# Best deal on subwoofer cable?



## nordr (May 6, 2009)

Per REW it appears I need to do some experimenting with my sub placement. Unfortunately that requires I have more wiring to work with. I have been hearing about how blue jeans cable is cheap and they way to go. I went to their site and it turns out that a 20ft LFE cable from them is more expensive than from monster!! I didn't know anything could be more of a rip off than monster. Anyone have some suggestions?


----------



## salvasol (Oct 31, 2006)

*Re: Best deal on LFE cable?*



nordr said:


> Anyone have some suggestions?


Try this place ....www.ramelectronics.net :yes:


----------



## nordr (May 6, 2009)

*Re: Best deal on LFE cable?*

Thanks. This site has great prices. But the 8.15 for ground shipping negates the price savings.

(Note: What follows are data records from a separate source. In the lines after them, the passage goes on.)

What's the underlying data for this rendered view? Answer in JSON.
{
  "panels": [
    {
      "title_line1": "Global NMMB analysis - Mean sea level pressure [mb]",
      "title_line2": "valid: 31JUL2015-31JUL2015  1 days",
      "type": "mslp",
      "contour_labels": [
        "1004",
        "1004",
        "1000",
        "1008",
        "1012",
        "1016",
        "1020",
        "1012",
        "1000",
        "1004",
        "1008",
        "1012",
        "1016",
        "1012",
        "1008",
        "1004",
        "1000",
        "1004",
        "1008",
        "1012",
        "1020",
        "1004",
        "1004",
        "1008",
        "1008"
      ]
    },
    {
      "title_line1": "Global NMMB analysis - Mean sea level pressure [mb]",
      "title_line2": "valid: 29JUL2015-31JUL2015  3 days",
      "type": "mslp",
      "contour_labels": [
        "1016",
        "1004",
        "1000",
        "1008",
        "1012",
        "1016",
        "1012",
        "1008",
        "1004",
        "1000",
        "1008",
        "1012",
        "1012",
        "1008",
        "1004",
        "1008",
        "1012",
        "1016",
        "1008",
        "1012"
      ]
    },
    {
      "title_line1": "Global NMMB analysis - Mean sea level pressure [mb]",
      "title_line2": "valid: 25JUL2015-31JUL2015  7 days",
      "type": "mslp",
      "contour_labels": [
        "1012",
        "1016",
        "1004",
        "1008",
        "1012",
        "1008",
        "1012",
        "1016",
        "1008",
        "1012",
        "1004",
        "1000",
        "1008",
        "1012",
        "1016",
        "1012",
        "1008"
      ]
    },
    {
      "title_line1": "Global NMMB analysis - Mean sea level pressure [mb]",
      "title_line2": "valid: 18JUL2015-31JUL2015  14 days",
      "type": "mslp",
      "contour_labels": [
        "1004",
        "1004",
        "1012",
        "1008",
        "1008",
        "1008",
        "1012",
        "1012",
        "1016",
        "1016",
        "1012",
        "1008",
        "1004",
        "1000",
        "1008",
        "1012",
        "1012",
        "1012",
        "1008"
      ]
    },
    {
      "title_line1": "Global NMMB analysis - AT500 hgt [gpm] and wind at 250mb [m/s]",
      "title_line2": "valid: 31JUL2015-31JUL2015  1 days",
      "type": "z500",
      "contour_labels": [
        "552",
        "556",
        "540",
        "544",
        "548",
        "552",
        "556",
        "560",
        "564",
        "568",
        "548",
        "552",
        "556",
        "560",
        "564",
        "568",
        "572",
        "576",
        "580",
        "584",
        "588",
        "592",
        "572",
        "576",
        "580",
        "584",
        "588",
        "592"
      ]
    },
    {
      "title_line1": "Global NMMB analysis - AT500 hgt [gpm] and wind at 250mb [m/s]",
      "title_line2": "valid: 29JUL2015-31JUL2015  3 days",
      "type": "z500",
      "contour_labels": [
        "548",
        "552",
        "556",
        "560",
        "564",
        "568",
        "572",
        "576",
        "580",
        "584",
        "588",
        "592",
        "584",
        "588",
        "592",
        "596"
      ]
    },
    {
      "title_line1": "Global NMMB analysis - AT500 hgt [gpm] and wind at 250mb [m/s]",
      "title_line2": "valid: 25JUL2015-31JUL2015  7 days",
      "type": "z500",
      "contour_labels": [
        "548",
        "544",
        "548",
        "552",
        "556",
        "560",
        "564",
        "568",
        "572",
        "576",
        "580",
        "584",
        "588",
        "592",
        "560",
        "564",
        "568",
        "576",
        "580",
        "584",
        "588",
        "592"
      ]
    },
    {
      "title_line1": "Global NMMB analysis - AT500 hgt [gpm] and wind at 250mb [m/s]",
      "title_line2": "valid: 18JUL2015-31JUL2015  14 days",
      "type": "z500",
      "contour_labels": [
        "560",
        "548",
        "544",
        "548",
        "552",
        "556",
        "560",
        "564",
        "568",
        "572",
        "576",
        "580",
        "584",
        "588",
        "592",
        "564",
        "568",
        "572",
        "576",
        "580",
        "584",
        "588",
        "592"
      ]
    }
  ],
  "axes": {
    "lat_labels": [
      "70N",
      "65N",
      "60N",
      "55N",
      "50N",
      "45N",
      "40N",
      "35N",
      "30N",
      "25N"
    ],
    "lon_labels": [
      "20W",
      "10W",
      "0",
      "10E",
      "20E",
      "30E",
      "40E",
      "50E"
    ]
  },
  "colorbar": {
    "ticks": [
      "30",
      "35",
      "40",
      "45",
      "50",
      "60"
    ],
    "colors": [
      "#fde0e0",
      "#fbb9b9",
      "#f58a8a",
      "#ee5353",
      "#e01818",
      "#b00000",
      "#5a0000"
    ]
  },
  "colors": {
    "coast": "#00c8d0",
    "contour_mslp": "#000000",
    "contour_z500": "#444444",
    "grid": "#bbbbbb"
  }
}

Seems like I am going to be paying at least $30 for a 20ft cable.


----------



## chas (Jan 28, 2007)

*Re: Best deal on LFE cable?*

Try this:
http://www.tartancable.com/subwoofer-cables/index.htm

(a division of Blue Jeans Cable)


----------



## nordr (May 6, 2009)

*Re: Best deal on LFE cable?*

25ft cable for 6.00!! Awesome, thanks so much.


----------